A Formula to Calculate Standard Liver Volume Using Thoracoabdominal Circumference.

Autor: Shaw BI; School of Medicine, University of California, San Francisco, San Francisco, CA., Burdine LJ; Department of Surgery, University of California, San Francisco, San Francisco, CA., Braun HJ; Department of Surgery, University of California, San Francisco, San Francisco, CA., Ascher NL; Department of Surgery, University of California, San Francisco, San Francisco, CA., Roberts JP; Department of Surgery, University of California, San Francisco, San Francisco, CA.
Jazyk: angličtina
Zdroj: Transplantation direct [Transplant Direct] 2017 Oct 27; Vol. 3 (12), pp. e225. Date of Electronic Publication: 2017 Oct 27 (Print Publication: 2017).

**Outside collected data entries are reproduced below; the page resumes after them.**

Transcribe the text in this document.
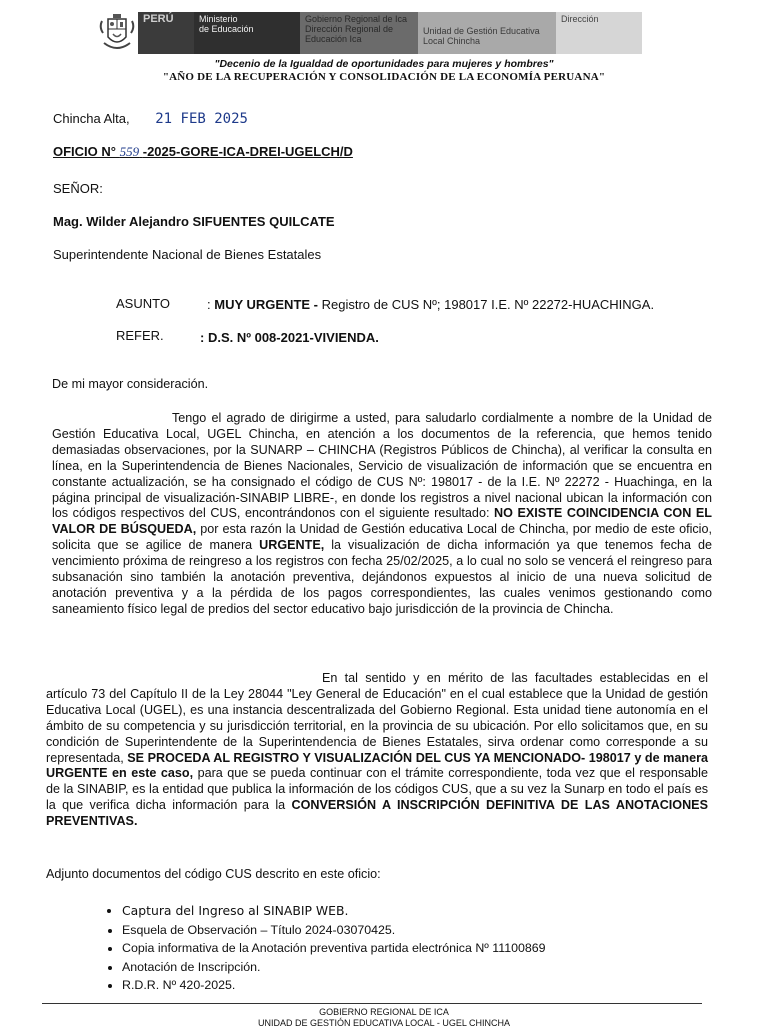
PERÚ	Ministerio
de Educación
Gobierno Regional de Ica
Dirección Regional de
Educación Ica
Unidad de Gestión Educativa
Local Chincha
Dirección
"Decenio de la Igualdad de oportunidades para mujeres y hombres"
"AÑO DE LA RECUPERACIÓN Y CONSOLIDACIÓN DE LA ECONOMÍA PERUANA"
Chincha Alta, 21 FEB 2025
OFICIO N° 559 -2025-GORE-ICA-DREI-UGELCH/D
SEÑOR:
Mag. Wilder Alejandro SIFUENTES QUILCATE
Superintendente Nacional de Bienes Estatales
ASUNTO	: MUY URGENTE - Registro de CUS Nº; 198017 I.E. Nº 22272-HUACHINGA.
REFER.	: D.S. Nº 008-2021-VIVIENDA.
De mi mayor consideración.

Tengo el agrado de dirigirme a usted, para saludarlo cordialmente a nombre de la Unidad de Gestión Educativa Local, UGEL Chincha, en atención a los documentos de la referencia, que hemos tenido demasiadas observaciones, por la SUNARP – CHINCHA (Registros Públicos de Chincha), al verificar la consulta en línea, en la Superintendencia de Bienes Nacionales, Servicio de visualización de información que se encuentra en constante actualización, se ha consignado el código de CUS Nº: 198017 - de la I.E. Nº 22272 - Huachinga, en la página principal de visualización-SINABIP LIBRE-, en donde los registros a nivel nacional ubican la información con los códigos respectivos del CUS, encontrándonos con el siguiente resultado: NO EXISTE COINCIDENCIA CON EL VALOR DE BÚSQUEDA, por esta razón la Unidad de Gestión educativa Local de Chincha, por medio de este oficio, solicita que se agilice de manera URGENTE, la visualización de dicha información ya que tenemos fecha de vencimiento próxima de reingreso a los registros con fecha 25/02/2025, a lo cual no solo se vencerá el reingreso para subsanación sino también la anotación preventiva, dejándonos expuestos al inicio de una nueva solicitud de anotación preventiva y a la pérdida de los pagos correspondientes, las cuales venimos gestionando como saneamiento físico legal de predios del sector educativo bajo jurisdicción de la provincia de Chincha.

En tal sentido y en mérito de las facultades establecidas en el artículo 73 del Capítulo II de la Ley 28044 "Ley General de Educación" en el cual establece que la Unidad de gestión Educativa Local (UGEL), es una instancia descentralizada del Gobierno Regional. Esta unidad tiene autonomía en el ámbito de su competencia y su jurisdicción territorial, en la provincia de su ubicación. Por ello solicitamos que, en su condición de Superintendente de la Superintendencia de Bienes Estatales, sirva ordenar como corresponde a su representada, SE PROCEDA AL REGISTRO Y VISUALIZACIÓN DEL CUS YA MENCIONADO- 198017 y de manera URGENTE en este caso, para que se pueda continuar con el trámite correspondiente, toda vez que el responsable de la SINABIP, es la entidad que publica la información de los códigos CUS, que a su vez la Sunarp en todo el país es la que verifica dicha información para la CONVERSIÓN A INSCRIPCIÓN DEFINITIVA DE LAS ANOTACIONES PREVENTIVAS.

Adjunto documentos del código CUS descrito en este oficio:
• Captura del Ingreso al SINABIP WEB.
• Esquela de Observación – Título 2024-03070425.
• Copia informativa de la Anotación preventiva partida electrónica Nº 11100869
• Anotación de Inscripción.
• R.D.R. Nº 420-2025.
GOBIERNO REGIONAL DE ICA
UNIDAD DE GESTIÓN EDUCATIVA LOCAL - UGEL CHINCHA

DOI: 10.1097/TXD.0000000000000745
Abstrakt: Background: With the use of split liver grafts as well as living donor liver transplantation (LDLT) it is imperative to know the minimum graft volume to avoid complications. Most current formulas to predict standard liver volume (SLV) rely on weight-based measures that are likely inaccurate in the setting of cirrhosis. Therefore, we sought to create a formula for estimating SLV without weight-based covariates.

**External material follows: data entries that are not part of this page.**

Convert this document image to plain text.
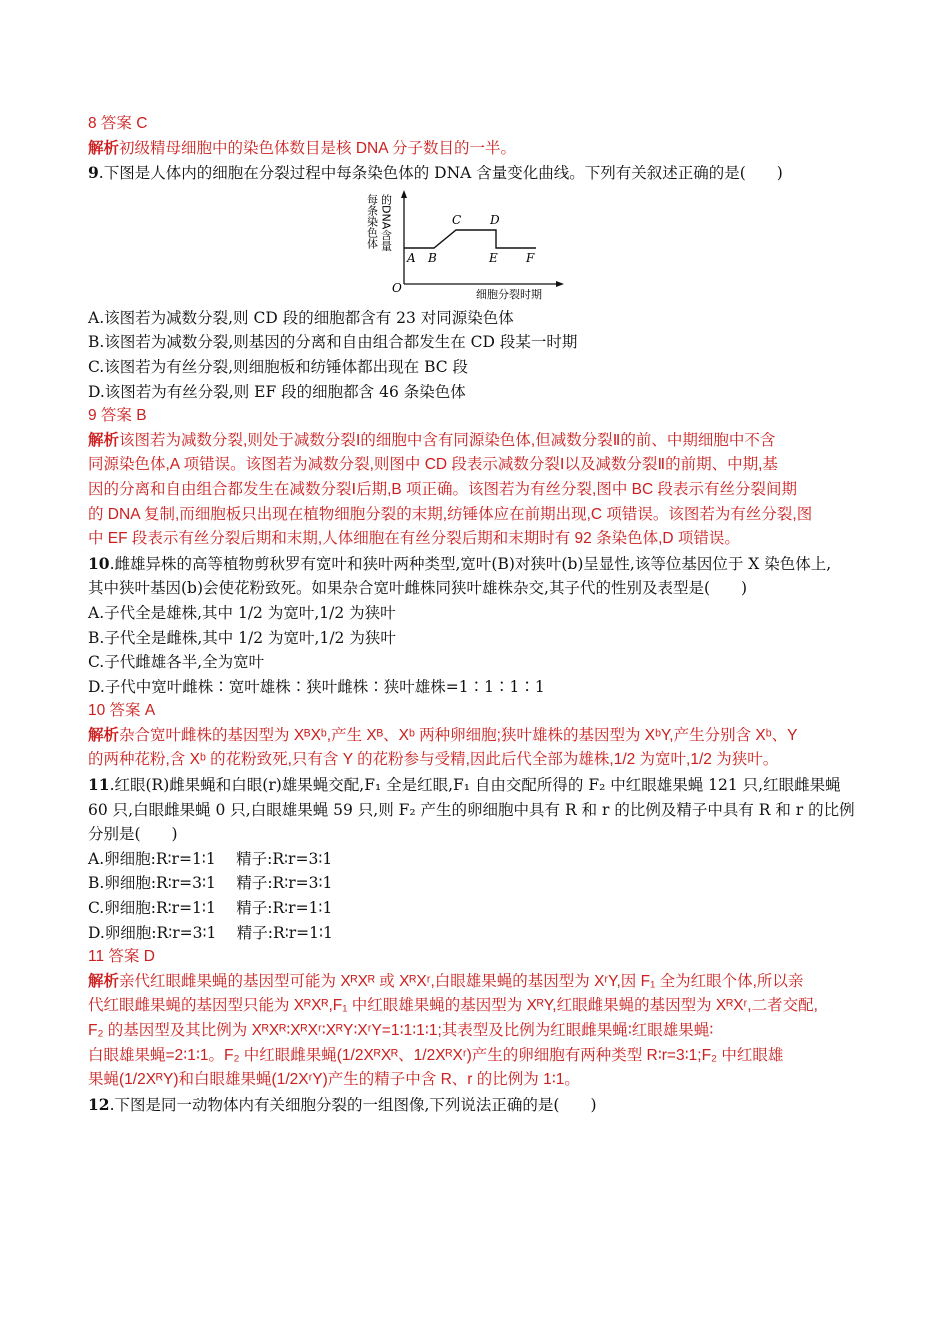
8 答案 C
解析初级精母细胞中的染色体数目是核 DNA 分子数目的一半。
9.下图是人体内的细胞在分裂过程中每条染色体的 DNA 含量变化曲线。下列有关叙述正确的是(　　)
每条染色体 的DNA含量
O
A B
C D
E F
细胞分裂时期
A.该图若为减数分裂,则 CD 段的细胞都含有 23 对同源染色体
B.该图若为减数分裂,则基因的分离和自由组合都发生在 CD 段某一时期
C.该图若为有丝分裂,则细胞板和纺锤体都出现在 BC 段
D.该图若为有丝分裂,则 EF 段的细胞都含 46 条染色体
9 答案 B
解析该图若为减数分裂,则处于减数分裂Ⅰ的细胞中含有同源染色体,但减数分裂Ⅱ的前、中期细胞中不含
同源染色体,A 项错误。该图若为减数分裂,则图中 CD 段表示减数分裂Ⅰ以及减数分裂Ⅱ的前期、中期,基
因的分离和自由组合都发生在减数分裂Ⅰ后期,B 项正确。该图若为有丝分裂,图中 BC 段表示有丝分裂间期
的 DNA 复制,而细胞板只出现在植物细胞分裂的末期,纺锤体应在前期出现,C 项错误。该图若为有丝分裂,图
中 EF 段表示有丝分裂后期和末期,人体细胞在有丝分裂后期和末期时有 92 条染色体,D 项错误。
10.雌雄异株的高等植物剪秋罗有宽叶和狭叶两种类型,宽叶(B)对狭叶(b)呈显性,该等位基因位于 X 染色体上,
其中狭叶基因(b)会使花粉致死。如果杂合宽叶雌株同狭叶雄株杂交,其子代的性别及表型是(　　)
A.子代全是雄株,其中 1/2 为宽叶,1/2 为狭叶
B.子代全是雌株,其中 1/2 为宽叶,1/2 为狭叶
C.子代雌雄各半,全为宽叶
D.子代中宽叶雌株∶宽叶雄株∶狭叶雌株∶狭叶雄株=1∶1∶1∶1
10 答案 A
解析杂合宽叶雌株的基因型为 XᴮXᵇ,产生 Xᴮ、Xᵇ 两种卵细胞;狭叶雄株的基因型为 XᵇY,产生分别含 Xᵇ、Y
的两种花粉,含 Xᵇ 的花粉致死,只有含 Y 的花粉参与受精,因此后代全部为雄株,1/2 为宽叶,1/2 为狭叶。
11.红眼(R)雌果蝇和白眼(r)雄果蝇交配,F₁ 全是红眼,F₁ 自由交配所得的 F₂ 中红眼雄果蝇 121 只,红眼雌果蝇
60 只,白眼雌果蝇 0 只,白眼雄果蝇 59 只,则 F₂ 产生的卵细胞中具有 R 和 r 的比例及精子中具有 R 和 r 的比例
分别是(　　)
A.卵细胞:R∶r=1∶1　 精子:R∶r=3∶1
B.卵细胞:R∶r=3∶1　 精子:R∶r=3∶1
C.卵细胞:R∶r=1∶1　 精子:R∶r=1∶1
D.卵细胞:R∶r=3∶1　 精子:R∶r=1∶1
11 答案 D
解析亲代红眼雌果蝇的基因型可能为 XᴿXᴿ 或 XᴿXʳ,白眼雄果蝇的基因型为 XʳY,因 F₁ 全为红眼个体,所以亲
代红眼雌果蝇的基因型只能为 XᴿXᴿ,F₁ 中红眼雄果蝇的基因型为 XᴿY,红眼雌果蝇的基因型为 XᴿXʳ,二者交配,
F₂ 的基因型及其比例为 XᴿXᴿ∶XᴿXʳ∶XᴿY∶XʳY=1∶1∶1∶1;其表型及比例为红眼雌果蝇∶红眼雄果蝇∶
白眼雄果蝇=2∶1∶1。F₂ 中红眼雌果蝇(1/2XᴿXᴿ、1/2XᴿXʳ)产生的卵细胞有两种类型 R∶r=3∶1;F₂ 中红眼雄
果蝇(1/2XᴿY)和白眼雄果蝇(1/2XʳY)产生的精子中含 R、r 的比例为 1∶1。
12.下图是同一动物体内有关细胞分裂的一组图像,下列说法正确的是(　　)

Methods: LDLT donors underwent computed tomography scan volumetric evaluation of their livers. An optimal formula for calculating SLV using the anthropomorphic measure thoracoabdominal circumference (TAC) was determined using leave-one-out cross-validation. The ability of this formula to correctly predict liver volume was checked against other existing formulas by analysis of variance. The ability of the formula to predict small grafts in LDLT was evaluated by exact logistic regression.
Results: The optimal formula using TAC was determined to be SLV = (TAC × 3.5816) - (Age × 3.9844) - (Sex × 109.7386) - 934.5949. When compared to historic formulas, the current formula was the only one which was not significantly different than computed tomography determined liver volumes when compared by analysis of variance with Dunnett posttest. When evaluating the ability of the formula to predict small for size syndrome, many (10/16) of the formulas tested had significant results by exact logistic regression, with our formula predicting small for size syndrome with an odds ratio of 7.94 (95% confidence interval, 1.23-91.36; P = 0.025).
Conclusion: We report a formula for calculating SLV that does not rely on weight-based variables that has good ability to predict SLV and identify patients with potentially small grafts.
Competing Interests: The authors declare no funding or conflicts of interest.